We envision many possible uses for this dataset, especially for the study of the origin, amplification, functional impact, and evolutionary dynamics of LTR-RTs among species and to encourage its use for evaluating the impact of LTR-RTs on host genomes, and to analyze the potential interaction between LTR-RTs and protein-coding genes such as:

  1. 1.

    Solo LTRs and truncated LTR-RTs detection. Unpaired LTRs (solo LTRs and truncated LTR-RTs) could further be determined based on the information of intact LTR-RTs48, since the ratios between intact LTR-RTs and solo LTRs have been used to estimate purge rates (removal rate). Removal rate could help to further research on why different plant genomes have distinct removal rate and understand molecular mechanisms of DNA amplification and removal.

  2. 2.

    LRT-RT insertion and associated factors. LTR-RT insertion times can be used to reveal the dynamics of LTR-RTs and their impact on genome evolution. For available sequence divergences of each species, insertion times could be converted into million years when given a lineage-specific synonymous substitution rate per site per year. When an LTR-RT’s proliferation time is determined, it could further be associated with historical processes, like environmental changes, mating transition, historical hybridization, and polyploidization/diploidization, so as to reveal the potential biological mechanism.

  3. 3.

    LTR-RT’s expression and its functional impact. Quantitative expression of LTR-RTs could be performed by RNA sequencing or RT-qPCR in plant tissues. In addition, RNA-seq data can be used to dissect the effect of LTR-RT insertions and analyze the expression from the targeted genomic region. Furthermore, R packages, like TEtranscripts, could be used to analyze TEs, including LTR-RTs in differential expression analysis of RNA-seq data49. The analysis of LTR-RTs expression could help understanding how these elements affect cell function to preserve specific tissues physiology and homeostasis in the plant.

  4. 4.

    LTR-RT’s involvement in gene regulation. DNA methylation and hydroxymethylation could be measured to understand the genome-wide epigenetic regulation of LTR-RTs.
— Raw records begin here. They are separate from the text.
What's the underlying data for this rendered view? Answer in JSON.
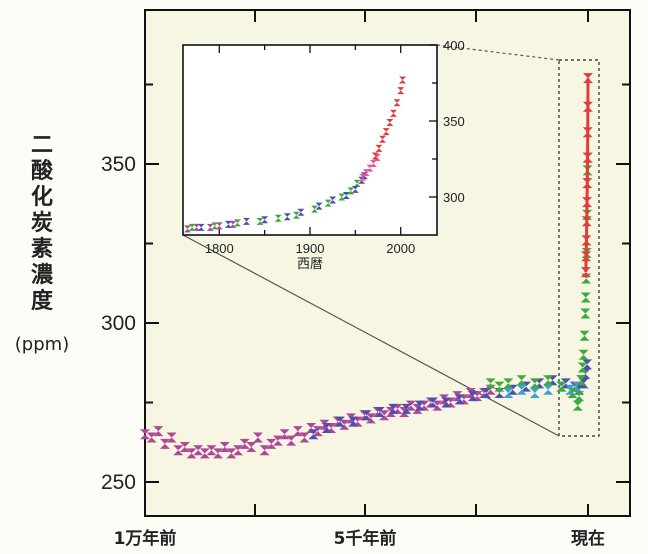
{
  "chart_data": [
    {
      "type": "scatter",
      "title": "",
      "xlabel": "",
      "ylabel": "二酸化炭素濃度",
      "ylabel_unit": "(ppm)",
      "ylim": [
        240,
        400
      ],
      "x_tick_labels": [
        "1万年前",
        "5千年前",
        "現在"
      ],
      "y_ticks": [
        250,
        300,
        350
      ],
      "grid": false,
      "background": "#f6f6e2",
      "series": [
        {
          "color": "#b0469a",
          "points": [
            [
              -10000,
              265
            ],
            [
              -9850,
              264
            ],
            [
              -9700,
              266
            ],
            [
              -9550,
              262
            ],
            [
              -9400,
              264
            ],
            [
              -9250,
              260
            ],
            [
              -9100,
              261
            ],
            [
              -8950,
              259
            ],
            [
              -8800,
              260
            ],
            [
              -8650,
              259
            ],
            [
              -8500,
              260
            ],
            [
              -8350,
              259
            ],
            [
              -8200,
              261
            ],
            [
              -8050,
              259
            ],
            [
              -7900,
              260
            ],
            [
              -7750,
              262
            ],
            [
              -7600,
              261
            ],
            [
              -7450,
              264
            ],
            [
              -7300,
              260
            ],
            [
              -7150,
              262
            ],
            [
              -7000,
              263
            ],
            [
              -6850,
              265
            ],
            [
              -6700,
              263
            ],
            [
              -6550,
              266
            ],
            [
              -6400,
              264
            ],
            [
              -6250,
              267
            ],
            [
              -6100,
              266
            ],
            [
              -5950,
              268
            ],
            [
              -5800,
              267
            ],
            [
              -5650,
              269
            ],
            [
              -5500,
              268
            ],
            [
              -5350,
              270
            ],
            [
              -5200,
              269
            ],
            [
              -5050,
              271
            ],
            [
              -4900,
              270
            ],
            [
              -4750,
              272
            ],
            [
              -4600,
              271
            ],
            [
              -4450,
              272
            ],
            [
              -4300,
              273
            ],
            [
              -4150,
              272
            ],
            [
              -4000,
              274
            ],
            [
              -3850,
              273
            ],
            [
              -3700,
              274
            ],
            [
              -3550,
              275
            ],
            [
              -3400,
              274
            ],
            [
              -3250,
              276
            ],
            [
              -3100,
              275
            ],
            [
              -2950,
              277
            ],
            [
              -2800,
              276
            ],
            [
              -2650,
              278
            ],
            [
              -2500,
              277
            ],
            [
              -2350,
              278
            ],
            [
              -2200,
              279
            ]
          ]
        },
        {
          "color": "#4b4fb0",
          "points": [
            [
              -6200,
              265
            ],
            [
              -5900,
              267
            ],
            [
              -5600,
              269
            ],
            [
              -5300,
              269
            ],
            [
              -5000,
              271
            ],
            [
              -4700,
              272
            ],
            [
              -4400,
              273
            ],
            [
              -4100,
              273
            ],
            [
              -3800,
              274
            ],
            [
              -3500,
              275
            ],
            [
              -3200,
              275
            ],
            [
              -2900,
              276
            ],
            [
              -2600,
              277
            ],
            [
              -2300,
              278
            ],
            [
              -2000,
              278
            ],
            [
              -1700,
              279
            ],
            [
              -1400,
              280
            ],
            [
              -1100,
              281
            ],
            [
              -800,
              282
            ],
            [
              -500,
              281
            ],
            [
              -300,
              280
            ],
            [
              -200,
              279
            ],
            [
              -150,
              282
            ],
            [
              -100,
              281
            ],
            [
              -60,
              284
            ],
            [
              -20,
              287
            ]
          ]
        },
        {
          "color": "#3fa0d8",
          "points": [
            [
              -1800,
              278
            ],
            [
              -1500,
              279
            ],
            [
              -1200,
              278
            ],
            [
              -900,
              279
            ],
            [
              -600,
              280
            ],
            [
              -400,
              279
            ],
            [
              -250,
              280
            ]
          ]
        },
        {
          "color": "#3daa3d",
          "points": [
            [
              -2200,
              281
            ],
            [
              -2000,
              280
            ],
            [
              -1800,
              281
            ],
            [
              -1500,
              282
            ],
            [
              -1200,
              281
            ],
            [
              -900,
              282
            ],
            [
              -600,
              280
            ],
            [
              -350,
              278
            ],
            [
              -230,
              274
            ],
            [
              -200,
              277
            ],
            [
              -150,
              282
            ],
            [
              -120,
              286
            ],
            [
              -100,
              290
            ],
            [
              -80,
              296
            ],
            [
              -60,
              303
            ],
            [
              -50,
              308
            ],
            [
              -40,
              314
            ],
            [
              -30,
              322
            ],
            [
              -20,
              334
            ],
            [
              -10,
              348
            ],
            [
              -5,
              352
            ]
          ]
        },
        {
          "color": "#e23b3b",
          "points": [
            [
              -50,
              316
            ],
            [
              -42,
              321
            ],
            [
              -35,
              326
            ],
            [
              -28,
              332
            ],
            [
              -22,
              338
            ],
            [
              -16,
              344
            ],
            [
              -10,
              352
            ],
            [
              -6,
              360
            ],
            [
              -3,
              368
            ],
            [
              0,
              377
            ]
          ]
        }
      ]
    },
    {
      "type": "scatter",
      "title": "",
      "xlabel": "西暦",
      "ylabel": "",
      "xlim": [
        1760,
        2040
      ],
      "ylim": [
        275,
        400
      ],
      "x_ticks": [
        1800,
        1900,
        2000
      ],
      "y_ticks": [
        300,
        350,
        400
      ],
      "series": [
        {
          "color": "#b0469a",
          "points": [
            [
              1765,
              279
            ],
            [
              1775,
              280
            ],
            [
              1790,
              280
            ],
            [
              1800,
              281
            ],
            [
              1815,
              282
            ]
          ]
        },
        {
          "color": "#3daa3d",
          "points": [
            [
              1770,
              280
            ],
            [
              1795,
              281
            ],
            [
              1820,
              283
            ],
            [
              1845,
              284
            ],
            [
              1865,
              286
            ],
            [
              1885,
              288
            ],
            [
              1905,
              292
            ],
            [
              1920,
              296
            ],
            [
              1935,
              300
            ],
            [
              1945,
              304
            ],
            [
              1952,
              309
            ]
          ]
        },
        {
          "color": "#4b4fb0",
          "points": [
            [
              1780,
              280
            ],
            [
              1810,
              282
            ],
            [
              1830,
              284
            ],
            [
              1850,
              285
            ],
            [
              1875,
              287
            ],
            [
              1890,
              290
            ],
            [
              1910,
              294
            ],
            [
              1925,
              298
            ],
            [
              1940,
              301
            ],
            [
              1950,
              305
            ],
            [
              1957,
              311
            ],
            [
              1960,
              314
            ]
          ]
        },
        {
          "color": "#e8599a",
          "points": [
            [
              1958,
              313
            ],
            [
              1962,
              316
            ],
            [
              1966,
              319
            ],
            [
              1970,
              322
            ],
            [
              1974,
              326
            ]
          ]
        },
        {
          "color": "#e23b3b",
          "points": [
            [
              1972,
              327
            ],
            [
              1976,
              332
            ],
            [
              1980,
              338
            ],
            [
              1984,
              343
            ],
            [
              1988,
              349
            ],
            [
              1992,
              355
            ],
            [
              1996,
              362
            ],
            [
              2000,
              370
            ],
            [
              2002,
              377
            ]
          ]
        }
      ]
    }
  ]
}
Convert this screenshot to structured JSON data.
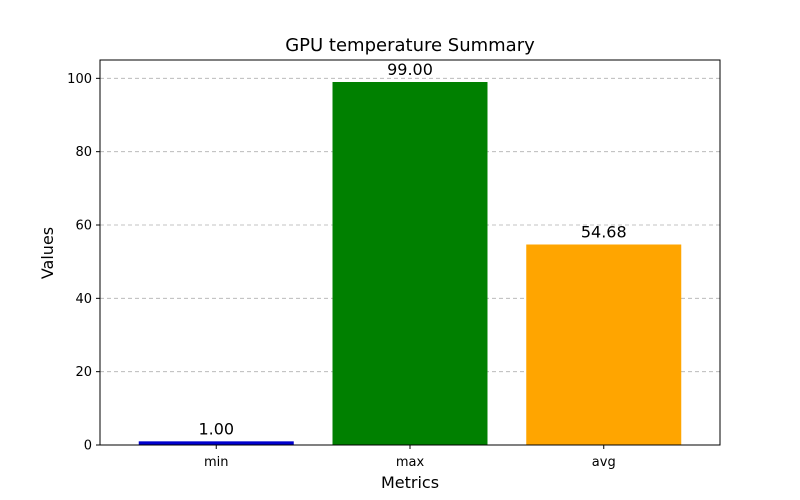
{
  "chart_data": {
    "type": "bar",
    "title": "GPU temperature Summary",
    "xlabel": "Metrics",
    "ylabel": "Values",
    "categories": [
      "min",
      "max",
      "avg"
    ],
    "values": [
      1.0,
      99.0,
      54.68
    ],
    "data_labels": [
      "1.00",
      "99.00",
      "54.68"
    ],
    "colors": [
      "#0000cd",
      "#008000",
      "#ffa500"
    ],
    "ylim": [
      0,
      105
    ],
    "yticks": [
      0,
      20,
      40,
      60,
      80,
      100
    ],
    "grid": "y-axis dashed",
    "legend": "none"
  }
}
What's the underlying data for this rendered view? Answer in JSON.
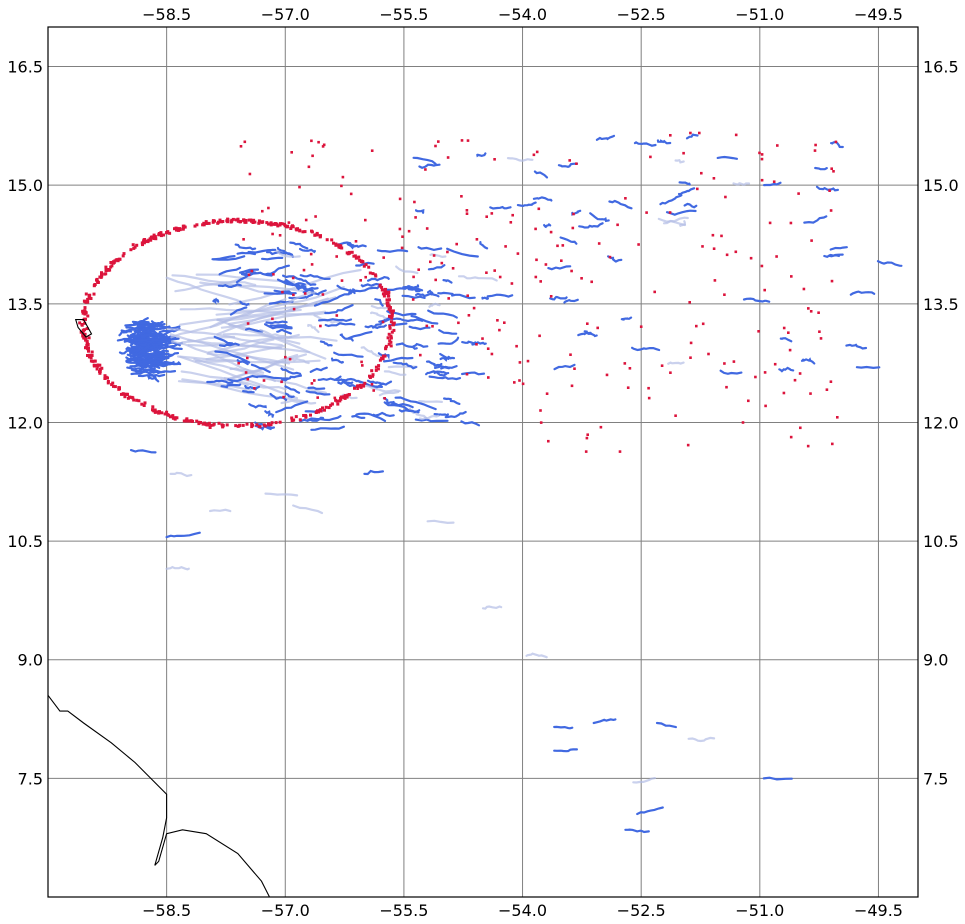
{
  "map": {
    "type": "drifter-trajectory-map",
    "lon_range": [
      -60.0,
      -49.0
    ],
    "lat_range": [
      6.0,
      17.0
    ],
    "grid": true,
    "lon_ticks": [
      {
        "value": -58.5,
        "label": "−58.5"
      },
      {
        "value": -57.0,
        "label": "−57.0"
      },
      {
        "value": -55.5,
        "label": "−55.5"
      },
      {
        "value": -54.0,
        "label": "−54.0"
      },
      {
        "value": -52.5,
        "label": "−52.5"
      },
      {
        "value": -51.0,
        "label": "−51.0"
      },
      {
        "value": -49.5,
        "label": "−49.5"
      }
    ],
    "lat_ticks": [
      {
        "value": 16.5,
        "label": "16.5"
      },
      {
        "value": 15.0,
        "label": "15.0"
      },
      {
        "value": 13.5,
        "label": "13.5"
      },
      {
        "value": 12.0,
        "label": "12.0"
      },
      {
        "value": 10.5,
        "label": "10.5"
      },
      {
        "value": 9.0,
        "label": "9.0"
      },
      {
        "value": 7.5,
        "label": "7.5"
      }
    ],
    "colors": {
      "trajectory": "#4169e1",
      "trajectory_faded": "#b4bee6",
      "particle_position": "#dc143c",
      "coastline": "#000000",
      "grid": "#808080"
    },
    "eddy_ring": {
      "center_lon": -57.6,
      "center_lat": 13.25,
      "radius_lon": 1.95,
      "radius_lat": 1.3
    },
    "coastlines": [
      {
        "name": "island",
        "points": [
          [
            -59.65,
            13.3
          ],
          [
            -59.55,
            13.3
          ],
          [
            -59.45,
            13.12
          ],
          [
            -59.52,
            13.08
          ],
          [
            -59.62,
            13.2
          ]
        ]
      },
      {
        "name": "mainland",
        "points": [
          [
            -60.0,
            8.55
          ],
          [
            -59.85,
            8.35
          ],
          [
            -59.75,
            8.35
          ],
          [
            -59.55,
            8.2
          ],
          [
            -59.2,
            7.95
          ],
          [
            -58.9,
            7.7
          ],
          [
            -58.7,
            7.5
          ],
          [
            -58.5,
            7.3
          ],
          [
            -58.5,
            7.0
          ],
          [
            -58.55,
            6.75
          ],
          [
            -58.65,
            6.4
          ],
          [
            -58.6,
            6.45
          ],
          [
            -58.5,
            6.8
          ],
          [
            -58.3,
            6.85
          ],
          [
            -58.0,
            6.8
          ],
          [
            -57.6,
            6.55
          ],
          [
            -57.3,
            6.2
          ],
          [
            -57.2,
            6.0
          ]
        ]
      }
    ]
  }
}
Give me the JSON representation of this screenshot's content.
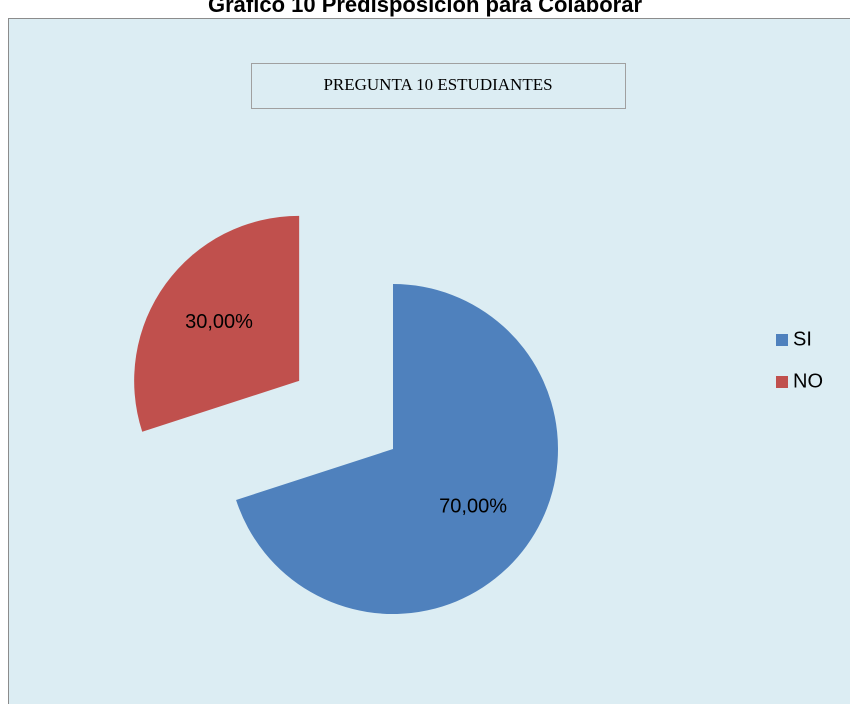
{
  "chart_data": {
    "type": "pie",
    "title": "Gráfico 10 Predisposición para Colaborar",
    "subtitle": "PREGUNTA 10 ESTUDIANTES",
    "categories": [
      "SI",
      "NO"
    ],
    "values": [
      70,
      30
    ],
    "value_labels": [
      "70,00%",
      "30,00%"
    ],
    "colors": [
      "#4f81bd",
      "#c0504d"
    ],
    "legend": "right"
  }
}
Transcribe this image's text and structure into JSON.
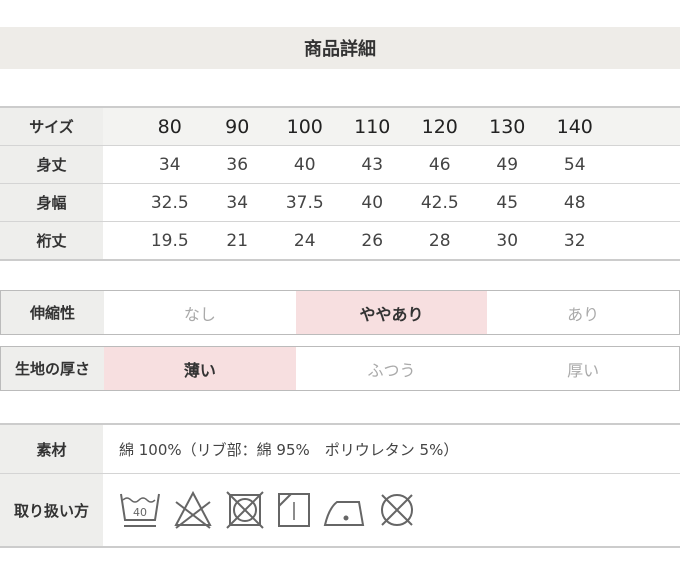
{
  "title": "商品詳細",
  "size_table": {
    "rows": [
      {
        "label": "サイズ",
        "values": [
          "80",
          "90",
          "100",
          "110",
          "120",
          "130",
          "140"
        ]
      },
      {
        "label": "身丈",
        "values": [
          "34",
          "36",
          "40",
          "43",
          "46",
          "49",
          "54"
        ]
      },
      {
        "label": "身幅",
        "values": [
          "32.5",
          "34",
          "37.5",
          "40",
          "42.5",
          "45",
          "48"
        ]
      },
      {
        "label": "裄丈",
        "values": [
          "19.5",
          "21",
          "24",
          "26",
          "28",
          "30",
          "32"
        ]
      }
    ]
  },
  "stretch": {
    "label": "伸縮性",
    "options": [
      "なし",
      "ややあり",
      "あり"
    ],
    "selected": "ややあり"
  },
  "thickness": {
    "label": "生地の厚さ",
    "options": [
      "薄い",
      "ふつう",
      "厚い"
    ],
    "selected": "薄い"
  },
  "material": {
    "label": "素材",
    "value": "綿 100%（リブ部：綿 95%　ポリウレタン 5%）"
  },
  "care": {
    "label": "取り扱い方",
    "icons": [
      "wash-40-icon",
      "no-bleach-icon",
      "no-tumble-dry-icon",
      "drip-dry-shade-icon",
      "iron-low-icon",
      "no-dry-clean-icon"
    ],
    "wash_temp": "40"
  },
  "colors": {
    "highlight": "#f7dfe0",
    "label_bg": "#eeeeec",
    "header_bg": "#eeece8"
  }
}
Additionally, several transcription factors were found to have their binding sites frequently located within various types of TEs, particularly LTR-RTs for ChIP-seq data, potentially leading to cell-specific gene regulation50,51. LTR-RT changes in adjacent gene regulation could further infer whether the contribution to plant fitness is positive, neutral, or negative.

  5. 5.

    LTR-RTs derived gene duplication. Genes can be duplicated through an RNA intermediate in a process mediated by retrotransposons as functional retrocopies or retrogenes, and they are mostly flanked by LTR-RTs in plants. Our dataset could help identify retrogenes and related duplicates, thus can help further investigate their contribution to species-specific phenotypic variation. For example, Sun is involved in the morphological variation of the tomato fruit52.

  6. 6.

    Lateral transfer of LTR-RTs. Horizontal transfers (HTs) usually represent the transmission of genetic material between reproductively isolated species and could allow TEs to escape their original host by transposing into a new organism, ensuring their survival. However, although HTs are common in plants, studies of horizontal TE transfers (HTTs) remain scarce because of limited taxa sampling53. Our dataset is valuable for further study of HTTs based on a larger taxon sampling covering most major plant orders.

  7. 7.

    LTR-RTs and genome size variation. In flowering plants, changes in copy number of retrotransposons appear to be the main factor responsible for genome size differences between species, in addition to polyploidy. It is found that the maize genome is 3–4 times as large as the sorghum genome, which is mainly caused by the extensive proliferation of retrotransposons (especially LTR-RTs) after the divergence of the two species54. Differences in the activity of retrotransposon regulation mechanisms (the proliferation of LTR-RTs) or their deletion generation (removal rate of LTR-RTs mentioned above) between species could explain current genome size variation. The present dataset brings a starting point for further systematic investigation of LTR-RT’s roles in genome size variation.